I felt a tugging at my body at first, and thought that I got trapped in some strange current that was still active, even after the impact. But then, a earth-tearing sound ripped through the ground beneath the tons of sand, shaking it. Then the side I was on jolted forwards with a rippling thunderous wave, throwing some sand forwards. And then when things couldn't get worse, the ocean plunged.

Literally.

It plunged with a hard downfall, dragging me down like a vacuum! I cried out, opening up my flippers to slow my drag, before my body suddenly came crashing down, right onto the sand. A huge gaping trench opened up right in front of me, pulling the ocean water downwards into its lava-like bottom, with me being next! I was getting dragged despite of my tries to stop, since my flippers uselessly slipped through the soft sand weakly. Minutes later, I was right on the edge of the trench, gripping the earth as best as I could. My eyes widened when my body spun sideways. And my right rib, along with part of my tail went over the edge. But that's when the water stopped flowing. A huge explosion of ash and fire sprung up from the trench, and the strange dragging suddenly died, releasing me. I found myself skidding in the sand when the huge explosion hit the crust and uplifted to the surface like underwater smoke. I laid there horrified for a few minutes, staring upwards at what could've killed me.

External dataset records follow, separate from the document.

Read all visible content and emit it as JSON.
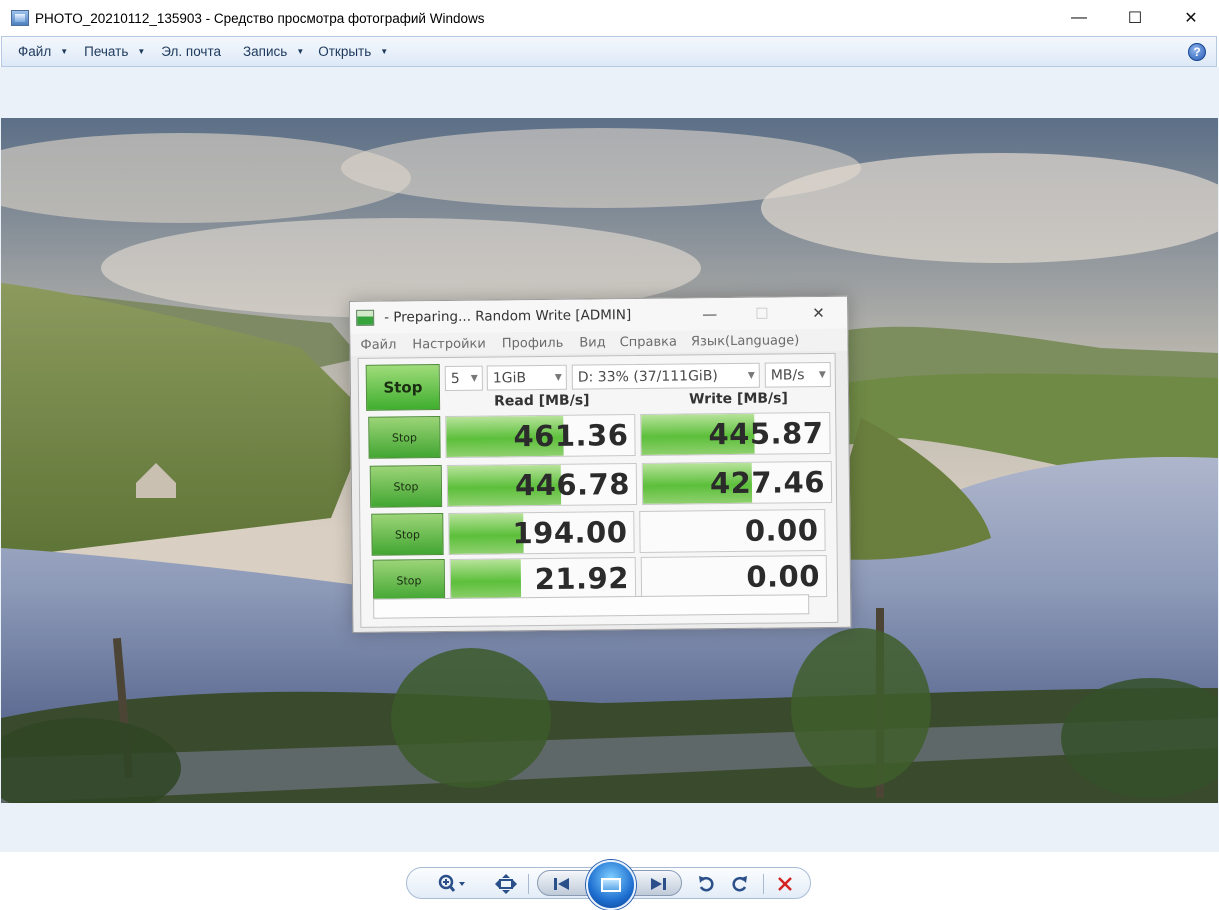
{
  "window": {
    "title": "PHOTO_20210112_135903 - Средство просмотра фотографий Windows",
    "minimize_glyph": "—",
    "maximize_glyph": "☐",
    "close_glyph": "✕"
  },
  "menu": {
    "items": [
      {
        "label": "Файл",
        "has_dropdown": true
      },
      {
        "label": "Печать",
        "has_dropdown": true
      },
      {
        "label": "Эл. почта",
        "has_dropdown": false
      },
      {
        "label": "Запись",
        "has_dropdown": true
      },
      {
        "label": "Открыть",
        "has_dropdown": true
      }
    ],
    "help_glyph": "?"
  },
  "photo": {
    "cdm_window": {
      "title": "- Preparing... Random Write [ADMIN]",
      "menu": [
        "Файл",
        "Настройки",
        "Профиль",
        "Вид",
        "Справка",
        "Язык(Language)"
      ],
      "main_button": "Stop",
      "test_count": "5",
      "test_size": "1GiB",
      "drive": "D: 33% (37/111GiB)",
      "unit": "MB/s",
      "read_header": "Read [MB/s]",
      "write_header": "Write [MB/s]",
      "rows": [
        {
          "button": "Stop",
          "read": "461.36",
          "write": "445.87",
          "read_fill": 0.62,
          "write_fill": 0.6
        },
        {
          "button": "Stop",
          "read": "446.78",
          "write": "427.46",
          "read_fill": 0.6,
          "write_fill": 0.58
        },
        {
          "button": "Stop",
          "read": "194.00",
          "write": "0.00",
          "read_fill": 0.4,
          "write_fill": 0
        },
        {
          "button": "Stop",
          "read": "21.92",
          "write": "0.00",
          "read_fill": 0.38,
          "write_fill": 0
        }
      ]
    }
  },
  "toolbar": {
    "icons": [
      "zoom-icon",
      "fit-icon",
      "previous-icon",
      "slideshow-icon",
      "next-icon",
      "rotate-left-icon",
      "rotate-right-icon",
      "delete-icon"
    ],
    "accent_color": "#2a4f89",
    "delete_color": "#d42323"
  }
}
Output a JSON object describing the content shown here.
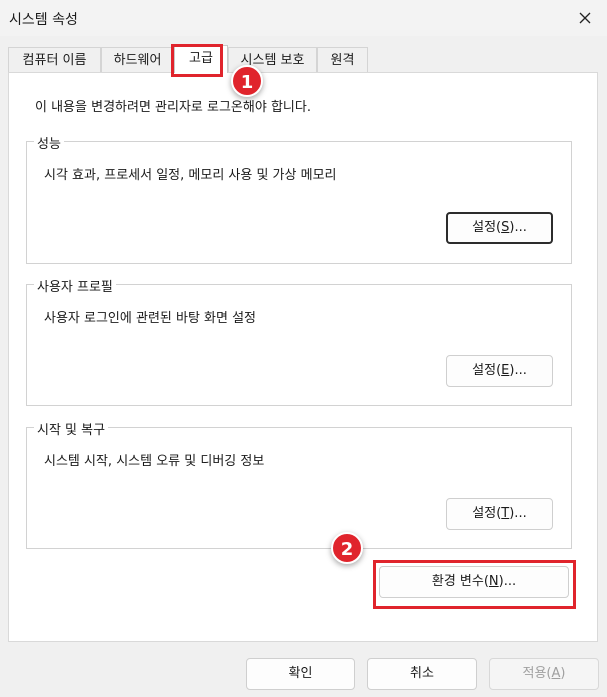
{
  "window": {
    "title": "시스템 속성"
  },
  "tabs": [
    {
      "label": "컴퓨터 이름",
      "active": false
    },
    {
      "label": "하드웨어",
      "active": false
    },
    {
      "label": "고급",
      "active": true
    },
    {
      "label": "시스템 보호",
      "active": false
    },
    {
      "label": "원격",
      "active": false
    }
  ],
  "notice": "이 내용을 변경하려면 관리자로 로그온해야 합니다.",
  "groups": [
    {
      "title": "성능",
      "description": "시각 효과, 프로세서 일정, 메모리 사용 및 가상 메모리",
      "button": {
        "prefix": "설정(",
        "mnemonic": "S",
        "suffix": ")..."
      }
    },
    {
      "title": "사용자 프로필",
      "description": "사용자 로그인에 관련된 바탕 화면 설정",
      "button": {
        "prefix": "설정(",
        "mnemonic": "E",
        "suffix": ")..."
      }
    },
    {
      "title": "시작 및 복구",
      "description": "시스템 시작, 시스템 오류 및 디버깅 정보",
      "button": {
        "prefix": "설정(",
        "mnemonic": "T",
        "suffix": ")..."
      }
    }
  ],
  "env_button": {
    "prefix": "환경 변수(",
    "mnemonic": "N",
    "suffix": ")..."
  },
  "footer": {
    "ok": "확인",
    "cancel": "취소",
    "apply": {
      "prefix": "적용(",
      "mnemonic": "A",
      "suffix": ")"
    }
  },
  "annotations": [
    {
      "number": "1",
      "color": "#e0242c"
    },
    {
      "number": "2",
      "color": "#e0242c"
    }
  ]
}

"What was that?" I panted, staring up at the rippling water. The ocean felt lower and lighter than ever now, like a blanket on my back. I slowly swam to the surface aside the smoke billowing from below and bursted my head out from the waters below. And looked forwards to an awful sight. A humongous wave, like a giant hill the size of a mountain, sped away, lifting the smaller waves up high, then back low. I turned the other direction, seeing the same thing float eastbound, large and long in length.

Two tsunamis.

Two disasters.

I felt sick for the land dinosaurs who didn't know what was coming. What was about to come. They, like me, were struggling to survive, and a monster from the ocean just awakened to end their battling lives. Nature really had turned against us.

"Oh gosh," I whispered to myself, floating there in between the two waves, before they finally vanished from my view.

They were heading on inland.

And those dinosaurs who lived there will soon meet their fate, and enter a subtle watery grave.